Two pieces of information are missing:
1) What did the teacher mean? *1.1 or +0.10?
2) What score was given on the exam? Does she get 10% for failing?
No need to dispute entirely ambiguous circumstances.
Someone and I have gotten into a dispute over the wording of a word problem. Here is the problem:
Jane currently has a C+ (77%) in her math class. If she does a make-up test her teacher is willing to increase her final grade by 10%. What will Jane's final grade be if she does the test?
Now, before I tell you what I think the answer is and what my friend thinks the answer is, I want your guys' opinions on this.
What is the correct equation to solve this problem?
My question boils down to this:
From the ambigious problem, can:
x + .1 = y
be derived from the information given, or is the only possible equation that can be derived is:
x + .1x = y
As I see it, there is one equation which will solve all problems here:
m(e + i) = y
m = Maximum amount/Current amount (depending on the wording)
e = The percentage of m earned
i = The percentage of increase or decrease
y = The new amount
To decide between whether or not to use the maximum or the current amount, we must look at the problem:
"increase her grade by 10%"
Since the 10% is not limited by "her grade", we can assume that the maximum amount that can be earned is 100% (the typical grading scale). The equation could be calculated with m = "her final grade amount" but that is not specifically stated within the question. Why assume information about the problem when you have a problem which is possible to solve with a value for x? On the other hand, if the quesiton was:
"increase her grade by 10% of her final grade"

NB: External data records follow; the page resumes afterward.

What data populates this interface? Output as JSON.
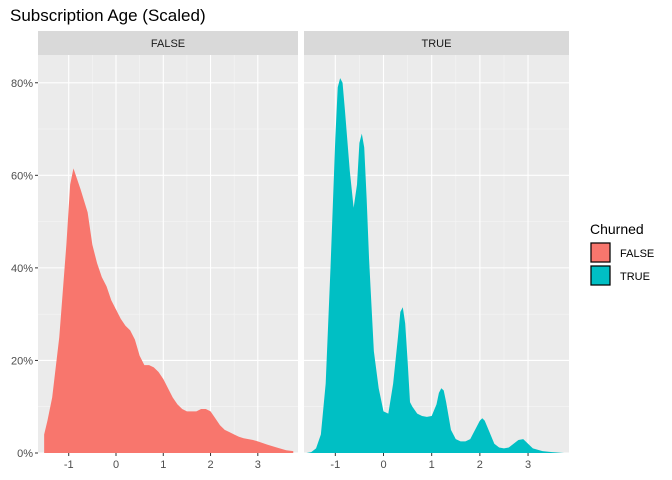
{
  "chart_data": {
    "type": "area",
    "title": "Subscription Age (Scaled)",
    "xlabel": "",
    "ylabel": "",
    "ylim": [
      0,
      0.86
    ],
    "xlim": [
      -1.65,
      3.85
    ],
    "y_ticks": [
      0,
      0.2,
      0.4,
      0.6,
      0.8
    ],
    "y_tick_labels": [
      "0%",
      "20%",
      "40%",
      "60%",
      "80%"
    ],
    "x_ticks": [
      -1,
      0,
      1,
      2,
      3
    ],
    "x_tick_labels": [
      "-1",
      "0",
      "1",
      "2",
      "3"
    ],
    "grid": true,
    "legend": {
      "title": "Churned",
      "position": "right",
      "entries": [
        {
          "label": "FALSE",
          "color": "#F8766D"
        },
        {
          "label": "TRUE",
          "color": "#00BFC4"
        }
      ]
    },
    "panels": [
      {
        "strip": "FALSE",
        "color": "#F8766D",
        "x": [
          -1.52,
          -1.45,
          -1.35,
          -1.2,
          -1.05,
          -0.97,
          -0.9,
          -0.85,
          -0.75,
          -0.6,
          -0.5,
          -0.4,
          -0.3,
          -0.2,
          -0.1,
          0.0,
          0.1,
          0.2,
          0.3,
          0.4,
          0.5,
          0.6,
          0.7,
          0.8,
          0.9,
          1.0,
          1.1,
          1.2,
          1.3,
          1.4,
          1.5,
          1.6,
          1.7,
          1.8,
          1.9,
          2.0,
          2.1,
          2.2,
          2.3,
          2.4,
          2.5,
          2.6,
          2.7,
          2.8,
          2.9,
          3.0,
          3.2,
          3.4,
          3.6,
          3.75
        ],
        "y": [
          0.04,
          0.07,
          0.12,
          0.25,
          0.45,
          0.58,
          0.615,
          0.6,
          0.57,
          0.52,
          0.45,
          0.41,
          0.38,
          0.36,
          0.33,
          0.31,
          0.29,
          0.275,
          0.265,
          0.245,
          0.21,
          0.19,
          0.19,
          0.185,
          0.175,
          0.16,
          0.14,
          0.12,
          0.105,
          0.095,
          0.09,
          0.09,
          0.09,
          0.095,
          0.095,
          0.09,
          0.075,
          0.06,
          0.05,
          0.045,
          0.04,
          0.035,
          0.032,
          0.03,
          0.028,
          0.025,
          0.018,
          0.012,
          0.006,
          0.004
        ]
      },
      {
        "strip": "TRUE",
        "color": "#00BFC4",
        "x": [
          -1.6,
          -1.5,
          -1.4,
          -1.3,
          -1.2,
          -1.1,
          -1.0,
          -0.95,
          -0.9,
          -0.85,
          -0.8,
          -0.7,
          -0.62,
          -0.55,
          -0.5,
          -0.45,
          -0.4,
          -0.35,
          -0.3,
          -0.2,
          -0.1,
          0.0,
          0.1,
          0.2,
          0.3,
          0.35,
          0.4,
          0.45,
          0.5,
          0.55,
          0.6,
          0.7,
          0.8,
          0.9,
          1.0,
          1.1,
          1.15,
          1.2,
          1.25,
          1.3,
          1.35,
          1.4,
          1.5,
          1.6,
          1.7,
          1.8,
          1.9,
          2.0,
          2.05,
          2.1,
          2.2,
          2.3,
          2.4,
          2.5,
          2.6,
          2.7,
          2.8,
          2.9,
          3.0,
          3.1,
          3.3,
          3.5,
          3.75
        ],
        "y": [
          0.0,
          0.002,
          0.01,
          0.04,
          0.15,
          0.4,
          0.68,
          0.79,
          0.81,
          0.8,
          0.74,
          0.61,
          0.53,
          0.58,
          0.67,
          0.69,
          0.66,
          0.55,
          0.42,
          0.22,
          0.14,
          0.09,
          0.085,
          0.15,
          0.25,
          0.305,
          0.315,
          0.28,
          0.2,
          0.11,
          0.1,
          0.085,
          0.08,
          0.078,
          0.08,
          0.105,
          0.13,
          0.14,
          0.135,
          0.11,
          0.08,
          0.05,
          0.03,
          0.025,
          0.025,
          0.03,
          0.05,
          0.07,
          0.075,
          0.07,
          0.045,
          0.02,
          0.012,
          0.01,
          0.012,
          0.02,
          0.028,
          0.03,
          0.02,
          0.01,
          0.004,
          0.002,
          0.0
        ]
      }
    ]
  }
}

then yes, the only equation you could use is where m = "her final grade" because it is specifically stated in the question.
Honestly, to arrive at my equation, you should use:
"increase her grade by 10% of the total grade"

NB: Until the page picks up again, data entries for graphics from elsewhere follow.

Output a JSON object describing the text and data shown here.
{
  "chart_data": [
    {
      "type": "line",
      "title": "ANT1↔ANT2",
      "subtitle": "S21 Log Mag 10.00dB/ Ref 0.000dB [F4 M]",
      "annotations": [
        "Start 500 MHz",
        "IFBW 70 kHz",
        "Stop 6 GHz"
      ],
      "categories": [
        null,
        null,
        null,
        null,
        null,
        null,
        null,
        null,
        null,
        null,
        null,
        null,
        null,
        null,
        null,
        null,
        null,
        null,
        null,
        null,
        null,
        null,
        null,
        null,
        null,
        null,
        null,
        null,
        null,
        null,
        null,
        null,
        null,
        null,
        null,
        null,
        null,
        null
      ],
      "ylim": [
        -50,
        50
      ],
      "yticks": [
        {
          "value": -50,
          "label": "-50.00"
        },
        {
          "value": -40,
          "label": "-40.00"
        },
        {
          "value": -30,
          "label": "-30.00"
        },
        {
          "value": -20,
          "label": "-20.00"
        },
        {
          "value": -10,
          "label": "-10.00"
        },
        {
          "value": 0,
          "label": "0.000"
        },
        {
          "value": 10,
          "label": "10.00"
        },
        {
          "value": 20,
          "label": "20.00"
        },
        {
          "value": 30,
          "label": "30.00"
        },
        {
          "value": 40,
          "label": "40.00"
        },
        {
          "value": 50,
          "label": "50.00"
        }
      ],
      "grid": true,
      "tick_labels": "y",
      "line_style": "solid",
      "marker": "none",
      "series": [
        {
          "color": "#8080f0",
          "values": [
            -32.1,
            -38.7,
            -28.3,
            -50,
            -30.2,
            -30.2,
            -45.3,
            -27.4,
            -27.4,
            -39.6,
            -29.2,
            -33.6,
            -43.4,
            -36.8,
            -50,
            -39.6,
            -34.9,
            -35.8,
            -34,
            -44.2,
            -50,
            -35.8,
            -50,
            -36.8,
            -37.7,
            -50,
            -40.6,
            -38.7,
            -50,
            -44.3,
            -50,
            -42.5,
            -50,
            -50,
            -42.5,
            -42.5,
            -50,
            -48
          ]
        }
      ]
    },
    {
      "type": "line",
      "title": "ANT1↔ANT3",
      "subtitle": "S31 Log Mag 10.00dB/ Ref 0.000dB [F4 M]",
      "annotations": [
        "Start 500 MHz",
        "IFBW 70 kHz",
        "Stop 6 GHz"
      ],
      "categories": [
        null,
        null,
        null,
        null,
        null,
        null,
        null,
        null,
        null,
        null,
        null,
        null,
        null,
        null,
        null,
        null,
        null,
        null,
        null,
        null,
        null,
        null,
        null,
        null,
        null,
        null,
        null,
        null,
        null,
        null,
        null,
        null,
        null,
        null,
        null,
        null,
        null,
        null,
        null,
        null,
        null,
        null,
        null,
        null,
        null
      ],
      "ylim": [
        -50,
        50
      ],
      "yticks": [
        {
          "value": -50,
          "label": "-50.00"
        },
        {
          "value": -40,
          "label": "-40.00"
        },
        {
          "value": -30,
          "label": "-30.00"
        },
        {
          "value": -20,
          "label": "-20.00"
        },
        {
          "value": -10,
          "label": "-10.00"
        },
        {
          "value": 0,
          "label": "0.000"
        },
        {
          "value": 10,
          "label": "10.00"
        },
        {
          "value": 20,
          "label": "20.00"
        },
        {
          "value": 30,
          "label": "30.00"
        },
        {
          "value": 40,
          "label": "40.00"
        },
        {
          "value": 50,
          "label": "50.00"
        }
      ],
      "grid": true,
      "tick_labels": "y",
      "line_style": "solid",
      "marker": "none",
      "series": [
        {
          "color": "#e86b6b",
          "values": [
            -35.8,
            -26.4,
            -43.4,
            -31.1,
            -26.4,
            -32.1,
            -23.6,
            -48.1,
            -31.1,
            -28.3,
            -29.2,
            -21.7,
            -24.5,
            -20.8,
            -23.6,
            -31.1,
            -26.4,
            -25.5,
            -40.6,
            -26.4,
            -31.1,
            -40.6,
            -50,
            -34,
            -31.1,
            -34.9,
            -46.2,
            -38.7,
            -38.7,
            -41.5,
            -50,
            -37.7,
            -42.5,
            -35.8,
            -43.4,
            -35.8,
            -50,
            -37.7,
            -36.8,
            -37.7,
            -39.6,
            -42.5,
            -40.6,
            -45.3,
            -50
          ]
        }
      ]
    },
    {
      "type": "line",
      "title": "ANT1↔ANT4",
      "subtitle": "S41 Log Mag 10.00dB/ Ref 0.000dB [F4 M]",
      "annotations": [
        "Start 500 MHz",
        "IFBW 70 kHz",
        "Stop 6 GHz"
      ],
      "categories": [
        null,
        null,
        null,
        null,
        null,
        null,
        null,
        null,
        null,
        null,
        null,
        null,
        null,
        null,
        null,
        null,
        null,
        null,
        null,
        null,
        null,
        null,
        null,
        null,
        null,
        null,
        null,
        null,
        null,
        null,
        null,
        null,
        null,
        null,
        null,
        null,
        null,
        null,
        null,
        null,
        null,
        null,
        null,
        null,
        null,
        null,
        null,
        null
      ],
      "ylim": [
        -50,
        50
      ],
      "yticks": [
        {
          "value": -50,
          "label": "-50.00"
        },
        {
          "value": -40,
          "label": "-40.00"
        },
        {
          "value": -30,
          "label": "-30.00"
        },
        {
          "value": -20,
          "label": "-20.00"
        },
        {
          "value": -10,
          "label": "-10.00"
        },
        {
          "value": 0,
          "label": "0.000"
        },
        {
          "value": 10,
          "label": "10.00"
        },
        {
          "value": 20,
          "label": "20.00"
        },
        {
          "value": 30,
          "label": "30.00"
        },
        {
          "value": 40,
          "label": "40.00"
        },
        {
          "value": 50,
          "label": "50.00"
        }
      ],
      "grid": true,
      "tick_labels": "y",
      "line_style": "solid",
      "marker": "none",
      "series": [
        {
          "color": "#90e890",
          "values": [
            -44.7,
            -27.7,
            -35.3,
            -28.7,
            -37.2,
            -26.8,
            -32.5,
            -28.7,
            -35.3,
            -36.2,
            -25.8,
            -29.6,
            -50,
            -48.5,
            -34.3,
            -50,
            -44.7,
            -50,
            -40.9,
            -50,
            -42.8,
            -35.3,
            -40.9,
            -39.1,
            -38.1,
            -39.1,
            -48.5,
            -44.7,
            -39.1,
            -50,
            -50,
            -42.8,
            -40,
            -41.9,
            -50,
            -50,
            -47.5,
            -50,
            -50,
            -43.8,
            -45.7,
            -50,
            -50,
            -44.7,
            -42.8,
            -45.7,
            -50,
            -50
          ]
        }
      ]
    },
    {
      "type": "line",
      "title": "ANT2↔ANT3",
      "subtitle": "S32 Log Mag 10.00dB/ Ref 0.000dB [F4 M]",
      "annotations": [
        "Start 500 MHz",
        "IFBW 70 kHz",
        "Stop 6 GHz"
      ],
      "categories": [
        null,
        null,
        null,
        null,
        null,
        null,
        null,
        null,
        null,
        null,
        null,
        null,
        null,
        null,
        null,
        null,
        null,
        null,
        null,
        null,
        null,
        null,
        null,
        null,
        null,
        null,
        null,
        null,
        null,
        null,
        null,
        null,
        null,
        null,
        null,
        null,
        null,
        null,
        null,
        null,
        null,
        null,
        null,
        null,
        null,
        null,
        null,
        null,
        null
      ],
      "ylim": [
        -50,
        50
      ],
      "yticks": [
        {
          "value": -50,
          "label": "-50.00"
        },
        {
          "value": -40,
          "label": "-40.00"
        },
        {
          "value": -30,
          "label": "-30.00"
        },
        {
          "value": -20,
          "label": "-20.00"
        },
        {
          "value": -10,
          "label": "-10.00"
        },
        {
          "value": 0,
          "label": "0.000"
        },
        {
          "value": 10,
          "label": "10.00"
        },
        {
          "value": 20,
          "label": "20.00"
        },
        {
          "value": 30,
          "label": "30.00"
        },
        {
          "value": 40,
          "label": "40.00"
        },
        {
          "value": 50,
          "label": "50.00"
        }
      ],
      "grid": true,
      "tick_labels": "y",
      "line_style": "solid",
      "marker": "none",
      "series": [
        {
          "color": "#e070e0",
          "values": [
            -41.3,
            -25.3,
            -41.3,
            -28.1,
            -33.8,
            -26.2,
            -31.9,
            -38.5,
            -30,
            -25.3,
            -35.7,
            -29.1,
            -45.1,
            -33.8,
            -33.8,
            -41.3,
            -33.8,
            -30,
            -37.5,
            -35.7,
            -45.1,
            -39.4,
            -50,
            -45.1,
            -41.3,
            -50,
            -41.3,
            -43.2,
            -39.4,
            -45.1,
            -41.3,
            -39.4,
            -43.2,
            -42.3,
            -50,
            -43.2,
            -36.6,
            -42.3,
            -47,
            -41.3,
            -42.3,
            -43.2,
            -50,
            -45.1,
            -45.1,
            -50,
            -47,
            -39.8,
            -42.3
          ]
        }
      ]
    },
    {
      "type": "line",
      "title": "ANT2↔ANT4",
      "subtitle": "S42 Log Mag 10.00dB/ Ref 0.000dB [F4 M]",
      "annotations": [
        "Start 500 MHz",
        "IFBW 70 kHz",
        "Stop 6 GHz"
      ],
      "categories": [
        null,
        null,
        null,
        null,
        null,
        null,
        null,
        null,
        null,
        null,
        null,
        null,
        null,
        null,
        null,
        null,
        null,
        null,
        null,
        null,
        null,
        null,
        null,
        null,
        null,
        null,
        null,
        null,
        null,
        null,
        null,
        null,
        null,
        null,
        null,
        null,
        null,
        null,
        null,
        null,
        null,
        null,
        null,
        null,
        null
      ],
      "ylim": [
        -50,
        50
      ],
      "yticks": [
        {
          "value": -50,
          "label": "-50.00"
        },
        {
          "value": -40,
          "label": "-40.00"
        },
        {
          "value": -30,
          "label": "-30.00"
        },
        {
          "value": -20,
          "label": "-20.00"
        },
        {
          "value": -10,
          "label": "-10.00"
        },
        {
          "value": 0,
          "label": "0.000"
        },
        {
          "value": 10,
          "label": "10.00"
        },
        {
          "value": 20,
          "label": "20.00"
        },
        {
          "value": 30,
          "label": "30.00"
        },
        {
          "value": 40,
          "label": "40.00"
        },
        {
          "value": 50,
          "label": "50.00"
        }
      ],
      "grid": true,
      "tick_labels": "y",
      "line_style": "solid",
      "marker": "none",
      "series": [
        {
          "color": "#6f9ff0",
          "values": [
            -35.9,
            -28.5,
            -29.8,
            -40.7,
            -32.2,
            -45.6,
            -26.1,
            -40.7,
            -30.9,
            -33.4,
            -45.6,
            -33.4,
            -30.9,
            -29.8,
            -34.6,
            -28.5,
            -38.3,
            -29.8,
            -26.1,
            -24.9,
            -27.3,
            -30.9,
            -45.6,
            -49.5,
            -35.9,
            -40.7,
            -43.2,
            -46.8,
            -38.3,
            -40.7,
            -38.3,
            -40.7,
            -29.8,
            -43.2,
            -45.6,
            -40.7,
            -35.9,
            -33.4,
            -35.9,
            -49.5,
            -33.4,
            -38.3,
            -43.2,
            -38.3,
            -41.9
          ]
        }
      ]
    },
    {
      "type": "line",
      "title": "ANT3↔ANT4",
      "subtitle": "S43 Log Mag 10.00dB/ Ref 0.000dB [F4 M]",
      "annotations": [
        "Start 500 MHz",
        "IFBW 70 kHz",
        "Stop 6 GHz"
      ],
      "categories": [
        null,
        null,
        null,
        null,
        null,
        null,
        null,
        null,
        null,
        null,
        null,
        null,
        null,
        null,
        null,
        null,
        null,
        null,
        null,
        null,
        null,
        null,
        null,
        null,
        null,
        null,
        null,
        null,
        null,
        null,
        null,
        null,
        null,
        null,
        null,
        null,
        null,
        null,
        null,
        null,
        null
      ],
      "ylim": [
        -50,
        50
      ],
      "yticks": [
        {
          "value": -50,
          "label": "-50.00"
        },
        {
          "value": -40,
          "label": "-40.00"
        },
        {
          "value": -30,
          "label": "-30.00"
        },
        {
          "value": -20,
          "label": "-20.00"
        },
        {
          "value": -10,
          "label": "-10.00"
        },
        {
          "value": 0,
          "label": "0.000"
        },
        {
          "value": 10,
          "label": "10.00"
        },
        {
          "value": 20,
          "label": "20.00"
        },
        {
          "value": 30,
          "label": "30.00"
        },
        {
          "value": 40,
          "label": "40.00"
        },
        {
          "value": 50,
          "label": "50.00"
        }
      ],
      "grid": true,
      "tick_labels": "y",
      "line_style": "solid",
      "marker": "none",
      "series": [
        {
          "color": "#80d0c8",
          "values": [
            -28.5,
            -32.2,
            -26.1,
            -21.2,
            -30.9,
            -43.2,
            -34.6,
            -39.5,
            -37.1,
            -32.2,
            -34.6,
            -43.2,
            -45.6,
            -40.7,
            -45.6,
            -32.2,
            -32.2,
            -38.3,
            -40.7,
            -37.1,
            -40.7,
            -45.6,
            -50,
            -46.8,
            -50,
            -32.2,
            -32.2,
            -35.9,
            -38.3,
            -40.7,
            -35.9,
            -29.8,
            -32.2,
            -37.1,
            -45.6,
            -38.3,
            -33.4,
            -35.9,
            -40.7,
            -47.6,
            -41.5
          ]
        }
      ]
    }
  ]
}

but I see no reason why you can't assume this information any less legitimately than assuming "of her final grade" is what we are adding 10% of. Is this reasonable?
I arrived at this conclusion because of how 10% of her final grade is derived:
x + x*.1 = y
which can be rewritten as x(1 + .1) = y.
Because the literally (and please tell me if I have translated this incorrectly) translated equation becomes:
x + .1 = y
Where x is a fraction (because it is a grade), you cannot take an x out. You can take any other number, which would allow this to be applied to ANY grading scale.
Now, unless I have made some siginificant error in algebraic analysis, I see no reason why I cannot use this equation. If you see anything wrong with my analysis, please tell me.
2) I didn't word this entirely correctly when I went back and looked at it.
The "test" is really more of a boolean: "Did you do this or didn't you?" and is not factored into final grade.